Per molto tempo ho pensato che probabilmente l’euro fosse stato un errore. Ma pensavo anche che il passato ormai è passato: non si può cambiarlo. Ero fortemente influenzato dall’idea espressa da Barry Eichengreen in un ormai classico articolo del 2007 (anche se avevo sentito quelle ragioni – forse proprio da Barry? – molto prima della sua pubblicazione): come sosteneva lui, ogni tentativo di abbandonare l’euro avrebbe richiesto tempo e preparazione, e durante il periodo di transizione si sarebbero verificati dei devastanti assalti agli sportelli. Quindi l’idea di una dissoluzione dell’euro era una non-possibilità.

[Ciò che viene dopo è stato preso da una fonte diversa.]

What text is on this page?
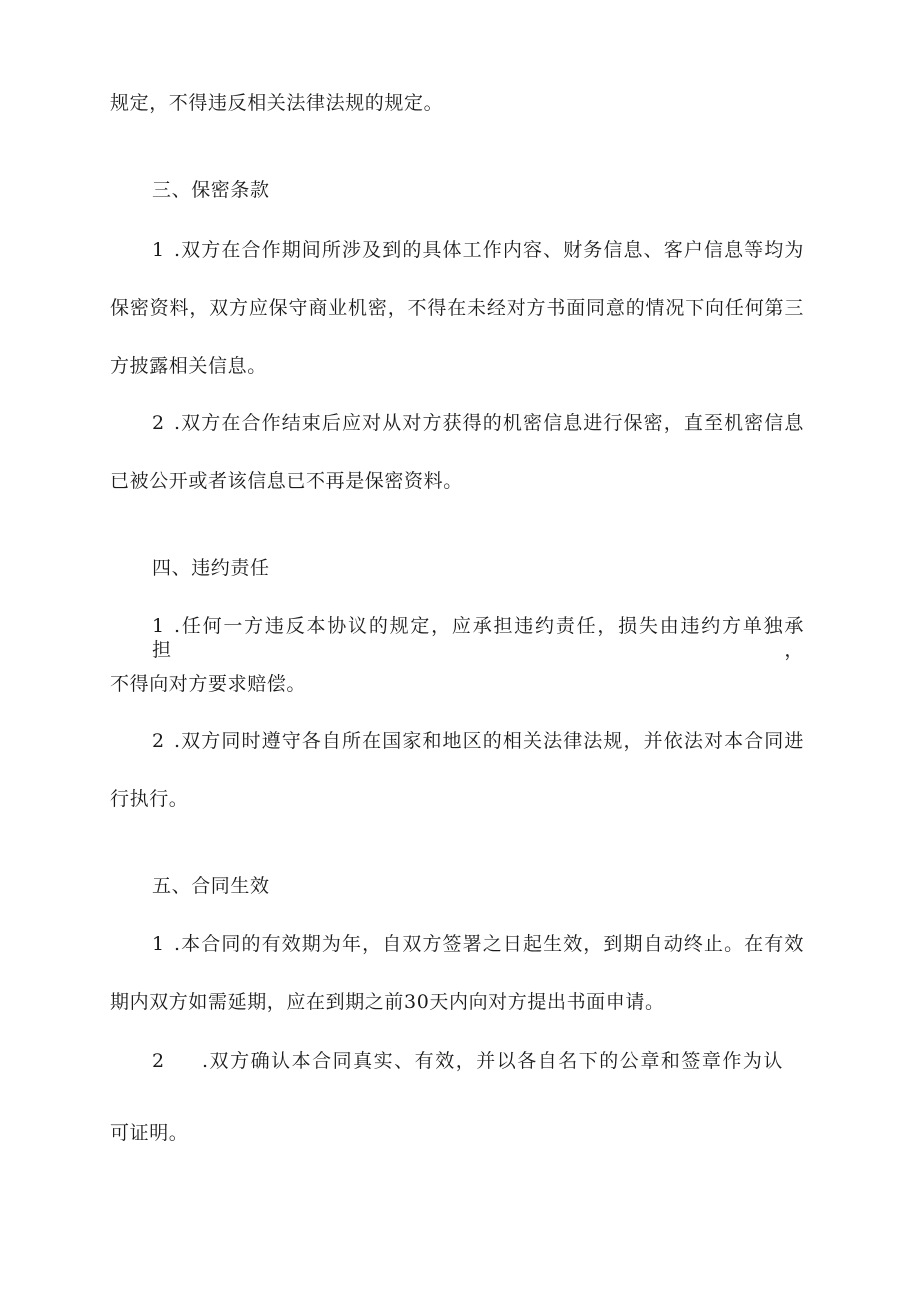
规定，不得违反相关法律法规的规定。
三、保密条款
1 .双方在合作期间所涉及到的具体工作内容、财务信息、客户信息等均为
保密资料，双方应保守商业机密，不得在未经对方书面同意的情况下向任何第三
方披露相关信息。
2 .双方在合作结束后应对从对方获得的机密信息进行保密，直至机密信息
已被公开或者该信息已不再是保密资料。
四、违约责任
1 .任何一方违反本协议的规定，应承担违约责任，损失由违约方单独承担，
不得向对方要求赔偿。
2 .双方同时遵守各自所在国家和地区的相关法律法规，并依法对本合同进
行执行。
五、合同生效
1 .本合同的有效期为年，自双方签署之日起生效，到期自动终止。在有效
期内双方如需延期，应在到期之前30天内向对方提出书面申请。
2 .双方确认本合同真实、有效，并以各自名下的公章和签章作为认
可证明。
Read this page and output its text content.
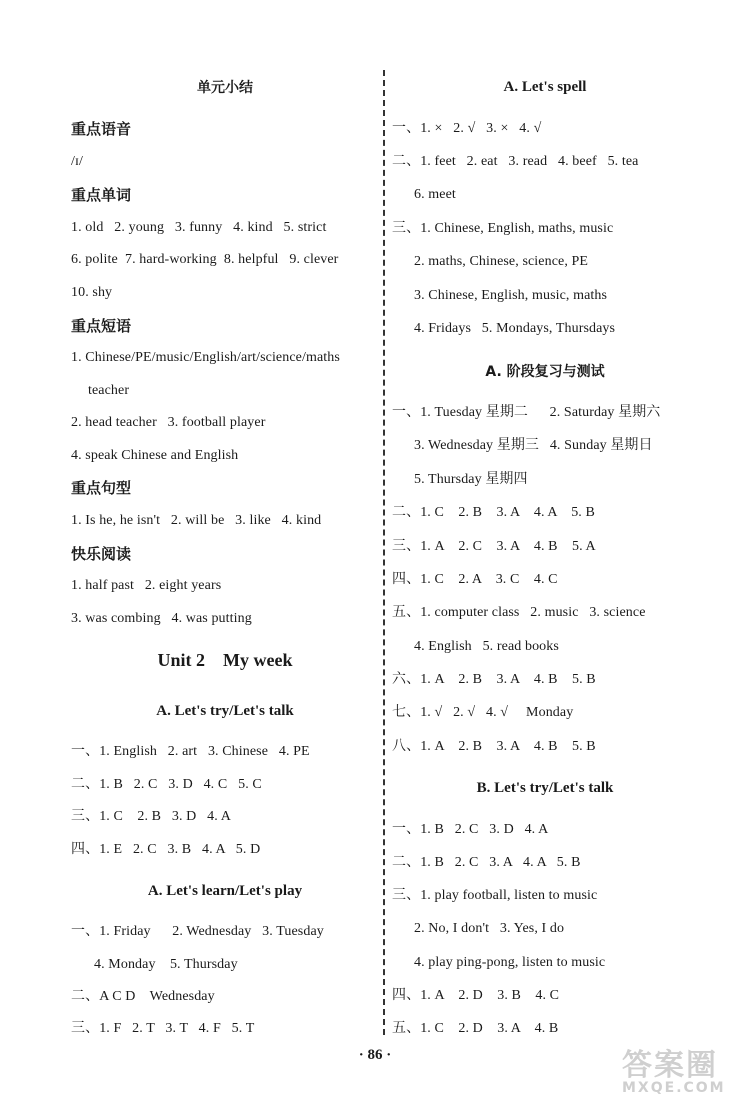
单元小结
重点语音
/ɪ/
重点单词
1. old   2. young   3. funny   4. kind   5. strict
6. polite  7. hard-working  8. helpful   9. clever
10. shy
重点短语
1. Chinese/PE/music/English/art/science/maths
teacher
2. head teacher   3. football player
4. speak Chinese and English
重点句型
1. Is he, he isn't   2. will be   3. like   4. kind
快乐阅读
1. half past   2. eight years
3. was combing   4. was putting
Unit 2    My week
A. Let's try/Let's talk
一、1. English   2. art   3. Chinese   4. PE
二、1. B   2. C   3. D   4. C   5. C
三、1. C    2. B   3. D   4. A
四、1. E   2. C   3. B   4. A   5. D
A. Let's learn/Let's play
一、1. Friday      2. Wednesday   3. Tuesday
4. Monday    5. Thursday
二、A C D    Wednesday
三、1. F   2. T   3. T   4. F   5. T
A. Let's spell
一、1. ×   2. √   3. ×   4. √
二、1. feet   2. eat   3. read   4. beef   5. tea
6. meet
三、1. Chinese, English, maths, music
2. maths, Chinese, science, PE
3. Chinese, English, music, maths
4. Fridays   5. Mondays, Thursdays
A. 阶段复习与测试
一、1. Tuesday 星期二      2. Saturday 星期六
3. Wednesday 星期三   4. Sunday 星期日
5. Thursday 星期四
二、1. C    2. B    3. A    4. A    5. B
三、1. A    2. C    3. A    4. B    5. A
四、1. C    2. A    3. C    4. C
五、1. computer class   2. music   3. science
4. English   5. read books
六、1. A    2. B    3. A    4. B    5. B
七、1. √   2. √   4. √     Monday
八、1. A    2. B    3. A    4. B    5. B
B. Let's try/Let's talk
一、1. B   2. C   3. D   4. A
二、1. B   2. C   3. A   4. A   5. B
三、1. play football, listen to music
2. No, I don't   3. Yes, I do
4. play ping-pong, listen to music
四、1. A    2. D    3. B    4. C
五、1. C    2. D    3. A    4. B
· 86 ·	答案圈
MXQE.COM
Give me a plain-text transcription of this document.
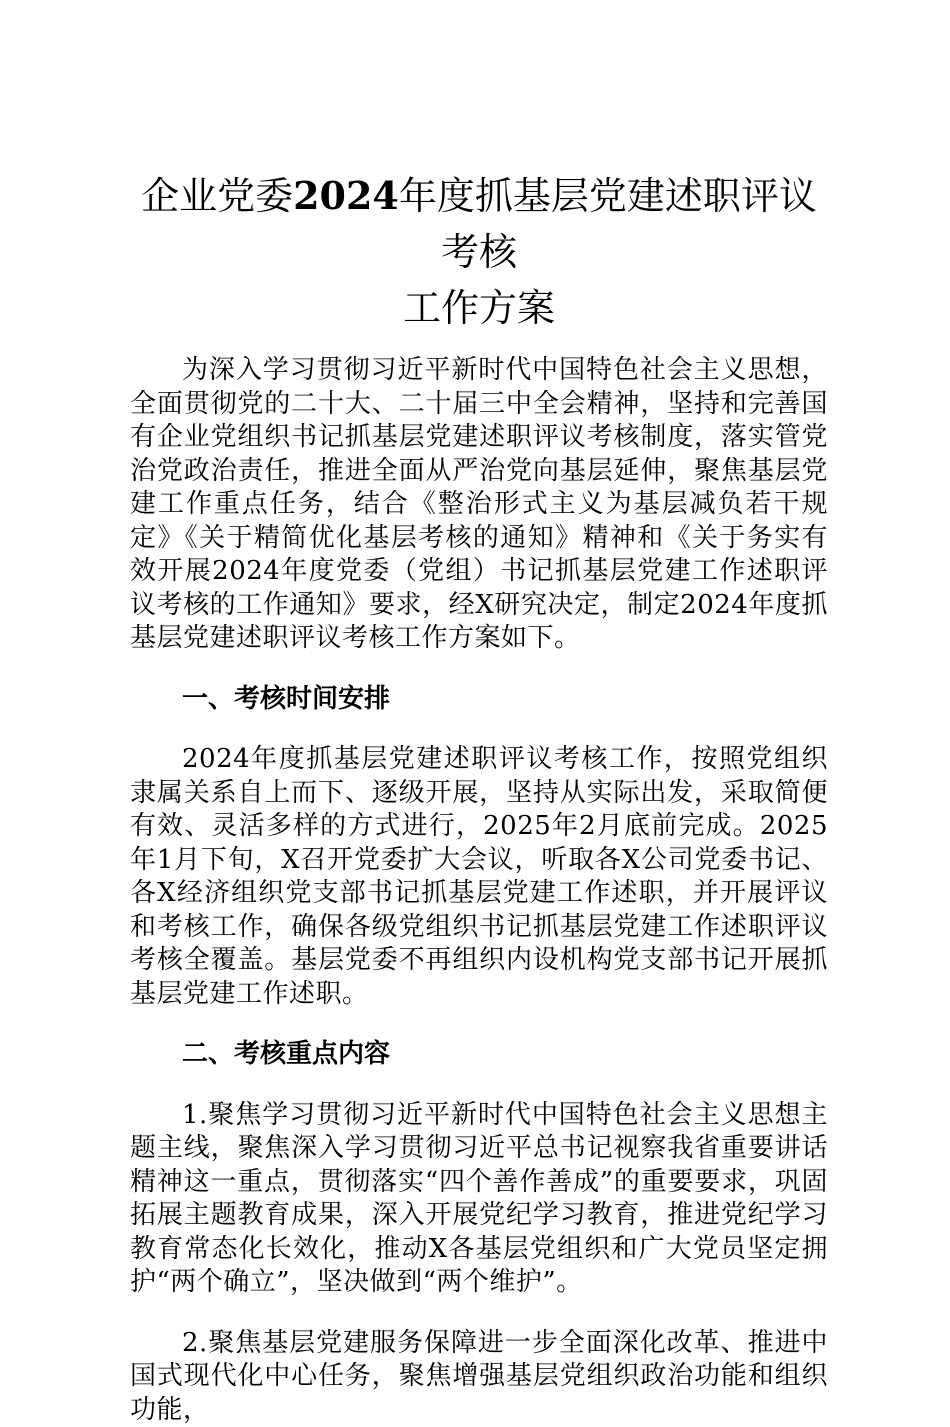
企业党委2024年度抓基层党建述职评议考核
工作方案

为深入学习贯彻习近平新时代中国特色社会主义思想，全面贯彻党的二十大、二十届三中全会精神，坚持和完善国有企业党组织书记抓基层党建述职评议考核制度，落实管党治党政治责任，推进全面从严治党向基层延伸，聚焦基层党建工作重点任务，结合《整治形式主义为基层减负若干规定》《关于精简优化基层考核的通知》精神和《关于务实有效开展2024年度党委（党组）书记抓基层党建工作述职评议考核的工作通知》要求，经X研究决定，制定2024年度抓基层党建述职评议考核工作方案如下。

一、考核时间安排

2024年度抓基层党建述职评议考核工作，按照党组织隶属关系自上而下、逐级开展，坚持从实际出发，采取简便有效、灵活多样的方式进行，2025年2月底前完成。2025年1月下旬，X召开党委扩大会议，听取各X公司党委书记、各X经济组织党支部书记抓基层党建工作述职，并开展评议和考核工作，确保各级党组织书记抓基层党建工作述职评议考核全覆盖。基层党委不再组织内设机构党支部书记开展抓基层党建工作述职。

二、考核重点内容

1.聚焦学习贯彻习近平新时代中国特色社会主义思想主题主线，聚焦深入学习贯彻习近平总书记视察我省重要讲话精神这一重点，贯彻落实“四个善作善成”的重要要求，巩固拓展主题教育成果，深入开展党纪学习教育，推进党纪学习教育常态化长效化，推动X各基层党组织和广大党员坚定拥护“两个确立”，坚决做到“两个维护”。

2.聚焦基层党建服务保障进一步全面深化改革、推进中国式现代化中心任务，聚焦增强基层党组织政治功能和组织功能，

Ma ora ci sto ripensando per una ragione semplice: le motivazioni di Eichengreen sono una buona ragione per non pianificare l’abbandono dell’euro, ma che succede se la corsa agli sportelli e la crisi finanziaria si verificano lo stesso? In tal caso, i costi marginali dell’abbandono si riducono drasticamente e la decisione sarebbe di fatto tolta dalle mani dei policymaker.

Effettivamente l’abbandono della convertibilità da parte dell’Argentina fu qualcosa di simile. Una scelta deliberata di cambiare la legge avrebbe provocato una crisi bancaria; ma nel 2001 una tale crisi erà già del tutto in corso, così come le restrizioni d’emergenza sui prelievi bancari. E quindi il non fattibile divenne fattibile.

Pensatela a questo modo: il governo greco non può annunciare una politica di abbandono dell’euro e sono sicuro che non abbia nessuna intenzione di farlo. Ma a questo punto è troppo facile immaginare che non riuscirà a pagare il debito, provocando una crisi di fiducia che costringerà il governo a imporre una “vacanza bancaria“. E a quel punto, succeda quel che succeda, la logica di restare agganciati alla moneta comune diventerà molto meno convincente.

E se la Grecia sarà costretta a uscire dall’euro cosa succederà agli altri membri traballanti?
Penso che adesso andrò a ripararmi sotto a un tavolo.